O jornalista e arqueólogo Fernando G. Sampaio foi mais incisivo, acusando-o abertamente em seu livro A Verdade sobre os Deuses Astronautas [Editora Movimento, 1973] de fazer apologia ao nazismo: “Däniken comprova que também não entende nada de antropologia, além de ter pouca consciência humana.
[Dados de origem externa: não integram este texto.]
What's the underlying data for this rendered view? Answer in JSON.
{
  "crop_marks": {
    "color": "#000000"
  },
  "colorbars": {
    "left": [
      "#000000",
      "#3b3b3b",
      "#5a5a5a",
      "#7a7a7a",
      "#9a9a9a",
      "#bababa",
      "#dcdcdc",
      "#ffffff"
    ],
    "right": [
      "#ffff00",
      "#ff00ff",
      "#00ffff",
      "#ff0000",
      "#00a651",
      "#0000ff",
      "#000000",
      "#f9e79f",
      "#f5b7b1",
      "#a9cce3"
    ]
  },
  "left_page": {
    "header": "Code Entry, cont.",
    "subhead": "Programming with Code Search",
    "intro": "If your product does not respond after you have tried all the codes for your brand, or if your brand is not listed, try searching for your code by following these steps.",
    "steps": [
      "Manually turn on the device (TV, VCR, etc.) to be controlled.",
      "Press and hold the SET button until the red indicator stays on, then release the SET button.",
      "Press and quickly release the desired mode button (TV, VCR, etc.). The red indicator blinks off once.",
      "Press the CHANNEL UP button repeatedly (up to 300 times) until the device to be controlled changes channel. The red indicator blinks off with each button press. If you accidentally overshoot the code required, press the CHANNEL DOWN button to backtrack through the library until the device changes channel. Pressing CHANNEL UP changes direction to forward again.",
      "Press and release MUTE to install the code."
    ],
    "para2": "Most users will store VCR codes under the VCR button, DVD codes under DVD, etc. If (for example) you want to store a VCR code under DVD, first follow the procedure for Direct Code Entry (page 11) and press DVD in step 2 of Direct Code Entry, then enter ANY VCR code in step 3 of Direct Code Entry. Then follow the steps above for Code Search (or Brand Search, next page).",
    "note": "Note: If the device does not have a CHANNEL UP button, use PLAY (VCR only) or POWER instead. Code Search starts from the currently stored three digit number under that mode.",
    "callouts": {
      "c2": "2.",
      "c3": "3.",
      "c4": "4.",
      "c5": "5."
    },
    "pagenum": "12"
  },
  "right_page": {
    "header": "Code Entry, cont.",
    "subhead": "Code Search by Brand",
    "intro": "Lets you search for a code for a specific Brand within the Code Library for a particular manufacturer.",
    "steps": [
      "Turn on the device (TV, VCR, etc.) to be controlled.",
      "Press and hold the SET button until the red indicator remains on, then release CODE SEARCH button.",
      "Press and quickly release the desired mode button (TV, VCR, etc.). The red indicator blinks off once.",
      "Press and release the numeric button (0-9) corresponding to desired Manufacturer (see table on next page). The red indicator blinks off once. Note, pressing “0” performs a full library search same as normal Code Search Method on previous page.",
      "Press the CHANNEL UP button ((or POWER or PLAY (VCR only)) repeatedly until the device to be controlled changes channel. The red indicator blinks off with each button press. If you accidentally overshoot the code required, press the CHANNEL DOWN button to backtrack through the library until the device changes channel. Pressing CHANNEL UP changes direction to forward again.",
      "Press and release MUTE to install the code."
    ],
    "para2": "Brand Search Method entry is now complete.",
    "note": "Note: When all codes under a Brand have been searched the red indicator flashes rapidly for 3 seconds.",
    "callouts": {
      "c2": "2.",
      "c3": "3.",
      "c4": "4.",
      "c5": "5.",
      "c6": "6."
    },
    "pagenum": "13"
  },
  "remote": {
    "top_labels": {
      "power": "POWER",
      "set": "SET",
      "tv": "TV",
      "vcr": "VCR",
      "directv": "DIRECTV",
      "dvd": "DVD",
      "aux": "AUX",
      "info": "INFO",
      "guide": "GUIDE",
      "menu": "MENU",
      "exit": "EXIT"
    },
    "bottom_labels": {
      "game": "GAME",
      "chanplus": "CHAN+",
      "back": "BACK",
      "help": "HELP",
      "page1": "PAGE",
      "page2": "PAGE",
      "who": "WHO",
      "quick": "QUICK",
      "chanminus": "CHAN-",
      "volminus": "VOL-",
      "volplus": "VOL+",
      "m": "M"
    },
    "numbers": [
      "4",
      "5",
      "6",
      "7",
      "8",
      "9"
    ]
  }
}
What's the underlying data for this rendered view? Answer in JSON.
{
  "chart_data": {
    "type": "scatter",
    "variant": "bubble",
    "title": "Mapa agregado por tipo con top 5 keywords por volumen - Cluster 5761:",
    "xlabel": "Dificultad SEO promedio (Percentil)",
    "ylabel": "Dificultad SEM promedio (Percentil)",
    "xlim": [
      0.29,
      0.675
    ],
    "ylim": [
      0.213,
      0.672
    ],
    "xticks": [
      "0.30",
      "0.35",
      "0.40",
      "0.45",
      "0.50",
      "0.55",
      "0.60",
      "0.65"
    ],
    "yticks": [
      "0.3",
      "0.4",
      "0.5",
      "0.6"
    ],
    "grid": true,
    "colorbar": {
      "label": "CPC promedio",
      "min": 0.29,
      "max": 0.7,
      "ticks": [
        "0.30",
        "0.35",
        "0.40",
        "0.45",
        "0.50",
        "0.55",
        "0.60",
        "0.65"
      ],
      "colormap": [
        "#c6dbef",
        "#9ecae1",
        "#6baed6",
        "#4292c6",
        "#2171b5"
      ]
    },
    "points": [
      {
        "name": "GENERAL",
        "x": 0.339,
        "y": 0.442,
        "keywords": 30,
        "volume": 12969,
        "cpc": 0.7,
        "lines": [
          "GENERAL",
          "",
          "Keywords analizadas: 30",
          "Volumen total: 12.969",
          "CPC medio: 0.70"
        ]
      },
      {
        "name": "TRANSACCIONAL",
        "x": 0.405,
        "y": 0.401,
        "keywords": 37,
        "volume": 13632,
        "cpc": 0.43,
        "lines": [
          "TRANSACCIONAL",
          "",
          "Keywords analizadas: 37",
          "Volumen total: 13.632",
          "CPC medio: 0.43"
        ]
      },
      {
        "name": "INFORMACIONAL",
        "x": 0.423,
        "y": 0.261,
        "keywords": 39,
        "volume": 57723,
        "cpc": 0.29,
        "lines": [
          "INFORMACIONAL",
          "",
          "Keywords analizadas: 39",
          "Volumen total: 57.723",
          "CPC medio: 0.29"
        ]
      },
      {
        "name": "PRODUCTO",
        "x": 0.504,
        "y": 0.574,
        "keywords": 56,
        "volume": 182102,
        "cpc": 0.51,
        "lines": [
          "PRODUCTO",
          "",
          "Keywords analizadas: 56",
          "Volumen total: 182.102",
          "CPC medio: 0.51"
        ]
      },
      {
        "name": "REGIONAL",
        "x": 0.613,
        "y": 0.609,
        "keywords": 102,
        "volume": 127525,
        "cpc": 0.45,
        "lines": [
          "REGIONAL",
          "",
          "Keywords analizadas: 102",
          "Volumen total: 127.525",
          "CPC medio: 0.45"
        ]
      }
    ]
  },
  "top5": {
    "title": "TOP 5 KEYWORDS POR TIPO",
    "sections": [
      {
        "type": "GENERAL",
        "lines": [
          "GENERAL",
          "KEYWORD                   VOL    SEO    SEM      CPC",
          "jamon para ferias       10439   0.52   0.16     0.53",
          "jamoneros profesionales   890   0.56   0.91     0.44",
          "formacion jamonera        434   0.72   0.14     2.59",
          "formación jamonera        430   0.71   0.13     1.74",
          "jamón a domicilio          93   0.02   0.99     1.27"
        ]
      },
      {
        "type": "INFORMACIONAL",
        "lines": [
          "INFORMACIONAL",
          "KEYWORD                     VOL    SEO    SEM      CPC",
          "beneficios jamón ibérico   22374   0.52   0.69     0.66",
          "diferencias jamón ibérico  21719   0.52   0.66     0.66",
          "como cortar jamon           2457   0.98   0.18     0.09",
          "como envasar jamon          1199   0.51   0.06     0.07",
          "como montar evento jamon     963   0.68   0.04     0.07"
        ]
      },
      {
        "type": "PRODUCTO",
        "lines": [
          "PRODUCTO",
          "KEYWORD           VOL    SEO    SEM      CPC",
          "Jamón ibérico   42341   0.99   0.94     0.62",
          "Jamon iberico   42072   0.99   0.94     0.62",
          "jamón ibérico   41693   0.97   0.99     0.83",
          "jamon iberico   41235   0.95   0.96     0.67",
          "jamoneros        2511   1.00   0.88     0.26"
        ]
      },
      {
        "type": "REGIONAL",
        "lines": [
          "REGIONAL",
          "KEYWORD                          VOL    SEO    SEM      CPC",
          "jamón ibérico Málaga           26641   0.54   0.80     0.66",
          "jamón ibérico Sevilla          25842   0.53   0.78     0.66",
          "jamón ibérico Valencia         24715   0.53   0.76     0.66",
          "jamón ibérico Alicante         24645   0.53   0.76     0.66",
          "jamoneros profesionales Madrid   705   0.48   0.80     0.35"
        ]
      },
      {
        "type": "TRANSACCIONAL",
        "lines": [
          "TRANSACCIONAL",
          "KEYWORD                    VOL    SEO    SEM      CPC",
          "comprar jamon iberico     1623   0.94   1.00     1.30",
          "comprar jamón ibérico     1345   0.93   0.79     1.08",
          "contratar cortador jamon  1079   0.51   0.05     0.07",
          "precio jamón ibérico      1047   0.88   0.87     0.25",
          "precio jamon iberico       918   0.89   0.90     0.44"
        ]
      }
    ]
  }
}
Senão, vejamos: ‘Nossos astronautas tentariam ensinar aos nativos os mais simples rudimentos de civilização, a fim de tornar possível o estabelecimento e aceitação de certa ordem social. Algumas mulheres, especialmente selecionadas, seriam fertilizadas pelos astronautas. Assim surgiria uma nova raça – Heil Hitler! –, capaz de saltar alguns degraus da evolução natural e desenvolver-se num estágio superior, sem passar pelas fases intermediárias’. Däniken, como se vê, estaria à vontade entre Alfred Rosemberg, Herman Gausch, Julius Streicher e Hans F. K. Günther, antropólogo da Universidade de Jena, principais teóricos do racismo do Terceiro Reich, com suas afirmações de que ‘o homem não nórdico toma uma posição intermediária entre o homem nórdico e o macaco’ [Gausch, Novos Elementos de Investigação da Raça, Berlim, 1934]. Em suma, o pensamento de Däniken é puramente fascista. E isso é extremamente perigoso quando suas idéias vendem milhões de exemplares e são assimiladas por um número incalculável de pessoas”.
Acolhendo os seres extraterrestres — O antigo símbolo raeliano era a swastika nazi, uma cruz suástica no centro da estrela de David ou hexagrama, que figurou na capa do livro de Rael intitulado Accueillir Extraterrestres [Accueillir, em francês, significa “acolher”]. Em 1991, alteraram o símbolo, colocando no centro dele uma galáxia. Dirigentes da Missão Interministerial de Vigilância e de Luta Contra as Manipulações Sectárias [Miviluds, ex-Mils], da França, qualificavam o movimento raeliano como “seita perigosa”, sobretudo pelo fato de que alguns membros da estrutura foram condenados por agressões sexuais e corrupção de menores. Para o sociólogo francês Frédéric Lenoir, “o movimento não é uma seita mortal, porque seu objetivo não é a destruição da pessoa, mas é perigoso por sua ideologia, principalmente por causa da eliminação, pelas manipulações genéticas, das raças consideradas inferiores”.